Complexity science is an emerging area of systems thinking and modelling.  It is not a single theory and is highly interdisciplinary. Rather than focusing on the elements of a system it focuses on the interconnections between them. It can be used to aid the understanding of mechanisms through which unpredictable, unknowable and emergent changes may happen. It also recognises that with complex systems the best course of action may be highly context dependant.

Most analysis of future events looks at the likelihood of it occurring and the wide range of potential impacts. In many cases system dynamic modelling will be used. However, future events can be caused by a wide range of interconnected element and random events, with outcomes that cannot be predicted.

There is increasing understanding of the underpinning theories of complexity science and the potential applications to real world problems. It is likely that as the science progresses it will have an increasing role to play on anticipating the future.

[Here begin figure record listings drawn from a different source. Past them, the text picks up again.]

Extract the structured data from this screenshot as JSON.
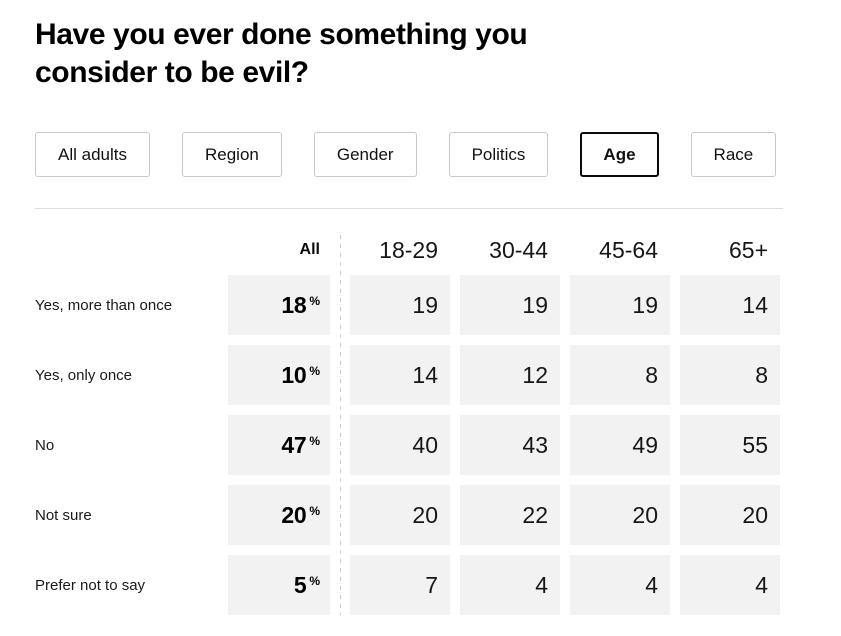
{
  "title": "Have you ever done something you consider to be evil?",
  "tabs": [
    {
      "label": "All adults",
      "active": false
    },
    {
      "label": "Region",
      "active": false
    },
    {
      "label": "Gender",
      "active": false
    },
    {
      "label": "Politics",
      "active": false
    },
    {
      "label": "Age",
      "active": true
    },
    {
      "label": "Race",
      "active": false
    }
  ],
  "chart_data": {
    "type": "table",
    "title": "Have you ever done something you consider to be evil?",
    "group_by": "Age",
    "unit": "%",
    "columns": [
      "All",
      "18-29",
      "30-44",
      "45-64",
      "65+"
    ],
    "rows": [
      {
        "label": "Yes, more than once",
        "all": 18,
        "values": [
          19,
          19,
          19,
          14
        ]
      },
      {
        "label": "Yes, only once",
        "all": 10,
        "values": [
          14,
          12,
          8,
          8
        ]
      },
      {
        "label": "No",
        "all": 47,
        "values": [
          40,
          43,
          49,
          55
        ]
      },
      {
        "label": "Not sure",
        "all": 20,
        "values": [
          20,
          22,
          20,
          20
        ]
      },
      {
        "label": "Prefer not to say",
        "all": 5,
        "values": [
          7,
          4,
          4,
          4
        ]
      }
    ]
  },
  "colors": {
    "cell_background": "#f2f2f3",
    "tab_border_inactive": "#c9c9c9",
    "tab_border_active": "#0a0a0a",
    "divider": "#dddddd",
    "dashed_separator": "#cccccc",
    "text": "#111111"
  }
}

The differences between system dynamic modelling and complexity science are summarised in the following table:

System dynamic modelling Complexity science
Dominant rules and potential equilibrium Tends to defy calculated equilibrium
‘Control system’ that guides and shapes Possibility of self organisation
Elements of system can be understood Elements interdependent and change with context
Rational process and predictable results Dynamic processes defies prediction
Changes with rules based learning Perpetual change, so learning is a constant factor

One on the current problems in the analysis of future events is the difficulty understanding the complex web of interdependences associated with them.  As complexity science progresses, it could play a role in addressing these interdependences.